Expositor's Bible Commentary Commentary


Expositor's Bible Commentary Commentary
"for that they exchanged the truth of God for a lie, and worshipped and served the creature rather than the Creator, who is blessed for ever. Amen." — Romans 1:25 (ASV)
The opening word “therefore” carries the reader all the way back to the mention of the revelation of God’s wrath, taking in also what lies between. The false worship just pictured is God’s judgment for abandoning the true worship. Human religion in its various cultic forms is a species of punishment for spurning the revelation God has given of himself in nature. In many cases it is a means of keeping people so occupied that they never arrive at a confrontation with the true God.

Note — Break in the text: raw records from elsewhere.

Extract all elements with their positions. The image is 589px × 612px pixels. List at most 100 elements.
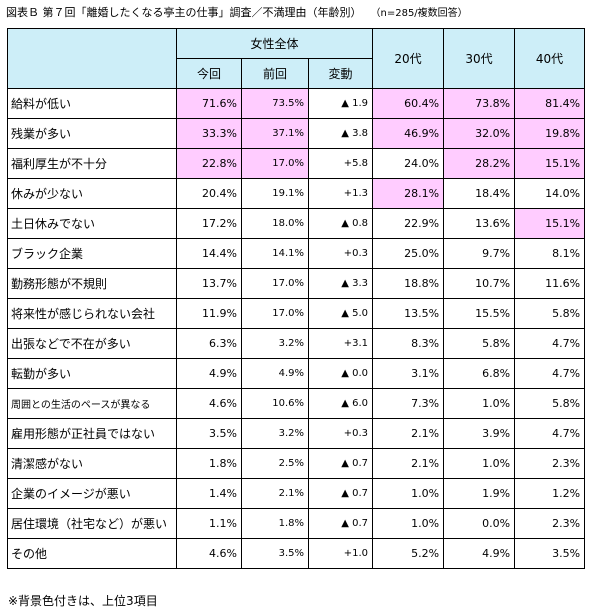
col-header-delta: 変動 [307, 58, 374, 89]
table-row: 勤務形態が不規則 13.7% 17.0% ▲ 3.3 18.8% 10.7% 11.6% [7, 268, 586, 299]
table-row: 休みが少ない 20.4% 19.1% +1.3 28.1% 18.4% 14.0% [7, 178, 586, 209]
table-row: 出張などで不在が多い 6.3% 3.2% +3.1 8.3% 5.8% 4.7% [7, 328, 586, 359]
value-40s: 4.7% [514, 418, 586, 449]
value-30s: 18.4% [443, 178, 516, 209]
value-delta: +0.3 [307, 238, 374, 269]
value-30s: 73.8% [443, 88, 516, 119]
row-label: 転勤が多い [7, 358, 177, 389]
row-label: 休みが少ない [7, 178, 177, 209]
value-now: 22.8% [176, 148, 242, 179]
row-label: ブラック企業 [7, 238, 177, 269]
value-40s: 4.7% [514, 328, 586, 359]
value-now: 14.4% [176, 238, 242, 269]
row-label: 勤務形態が不規則 [7, 268, 177, 299]
value-30s: 1.0% [443, 388, 516, 419]
value-prev: 14.1% [241, 238, 309, 269]
value-prev: 3.5% [241, 538, 309, 569]
value-now: 71.6% [176, 88, 242, 119]
row-label: 給料が低い [7, 88, 177, 119]
table-row: 転勤が多い 4.9% 4.9% ▲ 0.0 3.1% 6.8% 4.7% [7, 358, 586, 389]
value-30s: 3.9% [443, 418, 516, 449]
value-delta: ▲ 5.0 [307, 298, 374, 329]
corner-header [7, 28, 177, 89]
value-40s: 5.8% [514, 388, 586, 419]
value-now: 1.1% [176, 508, 242, 539]
value-40s: 11.6% [514, 268, 586, 299]
value-now: 3.5% [176, 418, 242, 449]
value-40s: 2.3% [514, 448, 586, 479]
footnote: ※背景色付きは、上位3項目 [8, 594, 158, 608]
value-30s: 1.0% [443, 448, 516, 479]
value-20s: 8.3% [372, 328, 445, 359]
table-row: 給料が低い 71.6% 73.5% ▲ 1.9 60.4% 73.8% 81.4% [7, 88, 586, 119]
value-40s: 15.1% [514, 148, 586, 179]
table-row: 雇用形態が正社員ではない 3.5% 3.2% +0.3 2.1% 3.9% 4.7% [7, 418, 586, 449]
value-20s: 5.2% [372, 538, 445, 569]
value-30s: 28.2% [443, 148, 516, 179]
value-now: 4.6% [176, 388, 242, 419]
value-30s: 10.7% [443, 268, 516, 299]
value-now: 17.2% [176, 208, 242, 239]
value-20s: 18.8% [372, 268, 445, 299]
table-row: 将来性が感じられない会社 11.9% 17.0% ▲ 5.0 13.5% 15.5% 5.8… [7, 298, 586, 329]
row-label: 清潔感がない [7, 448, 177, 479]
value-delta: ▲ 0.7 [307, 508, 374, 539]
value-20s: 22.9% [372, 208, 445, 239]
value-20s: 1.0% [372, 478, 445, 509]
value-prev: 17.0% [241, 268, 309, 299]
value-prev: 10.6% [241, 388, 309, 419]
value-prev: 17.0% [241, 298, 309, 329]
table-row: 土日休みでない 17.2% 18.0% ▲ 0.8 22.9% 13.6% 15.1% [7, 208, 586, 239]
table-row: 周囲との生活のペースが異なる 4.6% 10.6% ▲ 6.0 7.3% 1.0% 5.8% [7, 388, 586, 419]
table-row: 居住環境（社宅など）が悪い 1.1% 1.8% ▲ 0.7 1.0% 0.0% 2.3% [7, 508, 586, 539]
row-label: 企業のイメージが悪い [7, 478, 177, 509]
value-prev: 18.0% [241, 208, 309, 239]
value-30s: 13.6% [443, 208, 516, 239]
value-prev: 4.9% [241, 358, 309, 389]
value-30s: 0.0% [443, 508, 516, 539]
age-header-30s: 30代 [443, 28, 516, 89]
value-prev: 73.5% [241, 88, 309, 119]
row-label: 将来性が感じられない会社 [7, 298, 177, 329]
value-30s: 1.9% [443, 478, 516, 509]
value-delta: +5.8 [307, 148, 374, 179]
value-delta: ▲ 0.7 [307, 478, 374, 509]
value-delta: ▲ 1.9 [307, 88, 374, 119]
table-body: 給料が低い 71.6% 73.5% ▲ 1.9 60.4% 73.8% 81.4% 残業が多い… [7, 88, 586, 569]
row-label: その他 [7, 538, 177, 569]
row-label: 残業が多い [7, 118, 177, 149]
group-header: 女性全体 [175, 28, 374, 59]
value-now: 4.6% [176, 538, 242, 569]
value-20s: 7.3% [372, 388, 445, 419]
value-20s: 2.1% [372, 448, 445, 479]
value-prev: 2.1% [241, 478, 309, 509]
row-label: 雇用形態が正社員ではない [7, 418, 177, 449]
value-prev: 3.2% [241, 328, 309, 359]
row-label: 福利厚生が不十分 [7, 148, 177, 179]
value-now: 4.9% [176, 358, 242, 389]
table-row: 清潔感がない 1.8% 2.5% ▲ 0.7 2.1% 1.0% 2.3% [7, 448, 586, 479]
value-20s: 3.1% [372, 358, 445, 389]
value-40s: 1.2% [514, 478, 586, 509]
value-prev: 2.5% [241, 448, 309, 479]
value-30s: 15.5% [443, 298, 516, 329]
value-prev: 17.0% [241, 148, 309, 179]
row-label: 出張などで不在が多い [7, 328, 177, 359]
title-text: 図表Ｂ 第７回「離婚したくなる亭主の仕事」調査／不満理由（年齢別） [6, 6, 362, 19]
value-20s: 13.5% [372, 298, 445, 329]
table-row: 残業が多い 33.3% 37.1% ▲ 3.8 46.9% 32.0% 19.8% [7, 118, 586, 149]
value-now: 1.4% [176, 478, 242, 509]
value-20s: 28.1% [372, 178, 445, 209]
value-30s: 6.8% [443, 358, 516, 389]
value-20s: 46.9% [372, 118, 445, 149]
value-delta: ▲ 3.3 [307, 268, 374, 299]
value-30s: 5.8% [443, 328, 516, 359]
table-row: 福利厚生が不十分 22.8% 17.0% +5.8 24.0% 28.2% 15.1% [7, 148, 586, 179]
value-delta: ▲ 0.0 [307, 358, 374, 389]
value-now: 33.3% [176, 118, 242, 149]
value-now: 20.4% [176, 178, 242, 209]
age-header-40s: 40代 [514, 28, 586, 89]
value-40s: 19.8% [514, 118, 586, 149]
value-30s: 4.9% [443, 538, 516, 569]
value-now: 6.3% [176, 328, 242, 359]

“God gave them over” becomes a refrain (vv.24, 26, 28). The same expression is used of God’s judgment on Israel for idolatry (Acts 7:42). In our passage the reference is principally to Gentiles. We are not told how this giving over was implemented, but most likely we are to think of it in negative terms— i.e., that God simply took his hands off and let willful rejection of himself produce its ugly results in human life.
At this point a problem surfaces. How is it that we have a reference to sexual immorality in v.24 and again in vv.26–27? Is this a case of repetition? No, the immorality lies in different areas. The earlier reference is to cultic prostitution, the latter to immoral relations in ordinary life. Paul was no stranger to the matter he discusses here. Writing from Corinth, where the temple of Aphrodite was fabled to have once housed hundreds of cult prostitutes, he must have been keenly aware of how this scourge affected the moral life of that city so adversely. How true is the observation that “their foolish hearts were darkened.” “They exchanged the truth of God for a lie” (lit. “the lie”). This is the lie above all others—the contention that something or someone is to be venerated in place of the true God. According to Paul elsewhere, history will repeat itself in that when the man of lawlessness is revealed and demands to be worshiped, people will follow him and reap ruin because they have refused the truth and have believed the lie (2 Thessalonians 2:3–12). There, too, God gives them over to strong delusion (v.11).
Paul’s indictment here is that by a wretched exchange human beings came to worship and serve “created things rather than the Creator.” They have wholly rid themselves of God by substituting other objects in his place. This should be sufficient to banish the notion that the practice of idolatry is simply using a manmade image in order to worship God (cf. Hosea 14:3). Contemplating this abysmal betrayal, the apostle cannot resist an outburst to counteract it. The Creator “is forever praised.” God’s glory remains, even though unacknowledged by many of his creatures.